Second, we might also encourage people to gather for the televised presidential debates to dialogue about what they see and how they're impacted – from the vantage point of biblical faith. We'll assume that there will be divergence of opinion; our goal will be to get people thinking with openness to new ideas and the guidance of the Spirit. And we'll recommend that they unite in prayer for our leaders and our world to end the evening.
Third, I'll have several more or less "prophetic" messages through the course of the year leading up to the election. This week, for example, we're exploring the healing of the man with the shriveled hand (Mark 3:1-6). There, Jesus becomes angry and deeply distressed at the stubbornness of the religious leaders. That will give me an opportunity to talk about how religious people like us can unintentionally find ourselves playing on the wrong side – worshipping a shriveled "household god" (out for me and my kin) or a paralyzing "tribal god" (out for my country and its national interests) rather than the Living God who loves every person, whether "us" or "them." Later in the year, I may preach on Psalm 20 and Isaiah 13, where trusting in horses and chariots is contrasted with trusting in the Lord. These are biblical themes my people probably won't hear on the radio.
Whether the best candidate gets elected in November or not, I hope through this process that Christians in our country will be wiser, more thoughtful, and more biblically formed and Spirit-guided after the election season than they are now.

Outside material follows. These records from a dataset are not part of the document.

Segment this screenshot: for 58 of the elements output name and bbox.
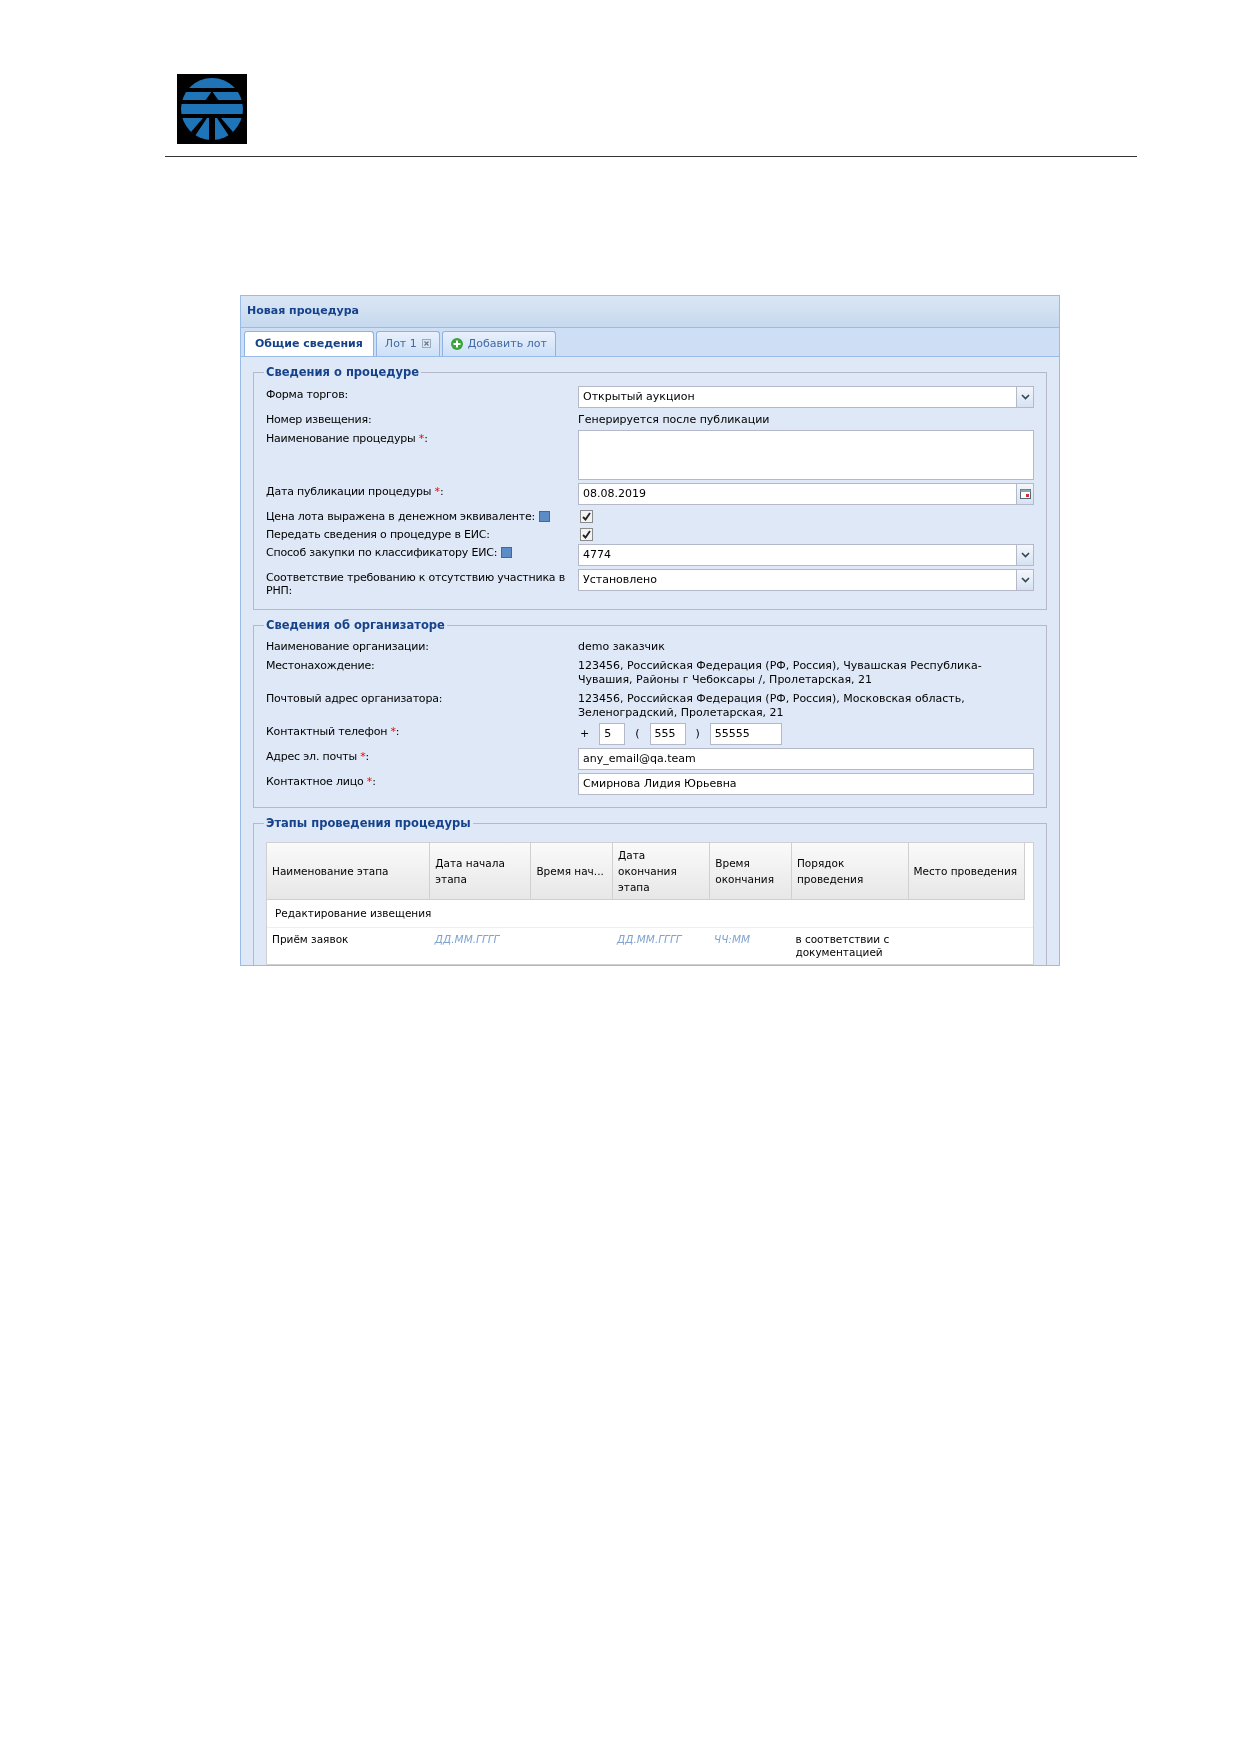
- close-icon[interactable]: [421, 339, 431, 349]
- table-cell-text: ДД.ММ.ГГГГ: [615, 932, 684, 948]
- input-field[interactable]: any_email@qa.team: [578, 748, 1034, 770]
- section-title: Сведения об организаторе: [265, 619, 446, 631]
- field-label: Передать сведения о процедуре в ЕИС:: [266, 526, 491, 541]
- field-label: Наименование процедуры *:: [266, 430, 429, 445]
- field-label: Номер извещения:: [266, 411, 373, 426]
- column-header[interactable]: Дата начала этапа: [430, 842, 532, 900]
- table-cell-text: ЧЧ:ММ: [712, 932, 752, 948]
- calendar-icon[interactable]: [1016, 483, 1033, 504]
- field-label: Контактное лицо *:: [266, 774, 377, 788]
- input-field[interactable]: Смирнова Лидия Юрьевна: [578, 773, 1034, 795]
- field-label: Дата публикации процедуры *:: [266, 483, 445, 498]
- field-label: Соответствие требованию к отсутствию участника в РНП:: [266, 569, 566, 597]
- dropdown-field[interactable]: 4774: [578, 543, 1034, 566]
- input-field[interactable]: 5: [599, 723, 626, 745]
- date-field[interactable]: 08.08.2019: [578, 482, 1034, 505]
- column-header[interactable]: Дата окончания этапа: [613, 842, 711, 900]
- phone-separator: +: [579, 725, 591, 742]
- field-value: demo заказчик: [578, 639, 666, 654]
- checkbox[interactable]: [580, 509, 593, 523]
- field-label: Форма торгов:: [266, 386, 349, 401]
- field-label: Местонахождение:: [266, 658, 376, 672]
- section-title: Сведения о процедуре: [265, 367, 421, 379]
- field-value: 123456, Российская Федерация (РФ, Россия), Чувашская Республика-Чувашия, Районы г Чебоксары /, Пролетарская, 21: [578, 658, 983, 687]
- field-label: Адрес эл. почты *:: [266, 749, 371, 763]
- add-icon: [450, 337, 463, 350]
- phone-separator: (: [634, 725, 641, 742]
- field-label: Почтовый адрес организатора:: [266, 691, 444, 705]
- field-label: Контактный телефон *:: [266, 724, 401, 738]
- input-field[interactable]: 55555: [709, 723, 782, 745]
- field-value: Генерируется после публикации: [578, 411, 771, 427]
- field-label: Способ закупки по классификатору ЕИС:: [266, 543, 578, 559]
- field-value: 123456, Российская Федерация (РФ, Россия), Московская область, Зеленоградский, Пролетарская, 21: [578, 691, 966, 720]
- section-title: Этапы проведения процедуры: [265, 818, 472, 830]
- group-row: Редактирование извещения: [267, 899, 1033, 929]
- dropdown-field[interactable]: Установлено: [578, 568, 1034, 591]
- checkbox[interactable]: [580, 527, 593, 541]
- logo-icon: [177, 74, 247, 144]
- dropdown-field[interactable]: Открытый аукцион: [578, 385, 1034, 408]
- tab[interactable]: Общие сведения: [244, 330, 374, 356]
- help-icon[interactable]: [501, 546, 513, 558]
- column-header[interactable]: Время окончания: [710, 842, 792, 900]
- table-cell-text: ДД.ММ.ГГГГ: [433, 932, 501, 948]
- field-label: Наименование организации:: [266, 639, 430, 653]
- tab[interactable]: Добавить лот: [441, 330, 556, 356]
- column-header[interactable]: Наименование этапа: [267, 842, 431, 900]
- phone-separator: ): [694, 725, 701, 742]
- field-label: Цена лота выражена в денежном эквиваленте:: [266, 507, 578, 523]
- column-header[interactable]: Место проведения: [908, 842, 1026, 900]
- help-icon[interactable]: [539, 510, 551, 522]
- panel-title: Новая процедура: [241, 296, 1059, 328]
- column-header[interactable]: Время нач...: [531, 842, 614, 900]
- tab[interactable]: Лот 1: [375, 330, 440, 356]
- column-header[interactable]: Порядок проведения: [791, 842, 909, 900]
- table-cell-text: Приём заявок: [271, 932, 350, 948]
- table-cell-text: в соответствии с документацией: [794, 932, 891, 961]
- input-field[interactable]: 555: [649, 723, 686, 745]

That's a challenging enough goal of preaching and pastoring in an election year. And just between us, I hope that through your preaching and leadership, local congregations' respect for their own pastors will be a little stronger, whatever their denomination, and radio-orthodoxy's signal will be a little weaker.
Why? Because the gods of radio-orthodoxy tend to be of the household and tribal type, in part, I think, because radio-orthodoxy is funded largely through donations. And it appears that radio-orthodox donations are best raised through greed (prosperity gospel) and fear (watch out, or the liberals will turn all your children into homosexual secular humanist postmodernist relativists who don't believe in absolute truth). Sermon broadcasts that appeal to greed and fear tend to render their hearers into people who are (surprise) greedy and fearful. Tax cuts and national defense play well to people so rendered; care for the poor and love for enemies (surprise) do not.
But this is exactly the kind of thing you shouldn't say in your sermon. Or if you do, be careful, more careful than I've been here.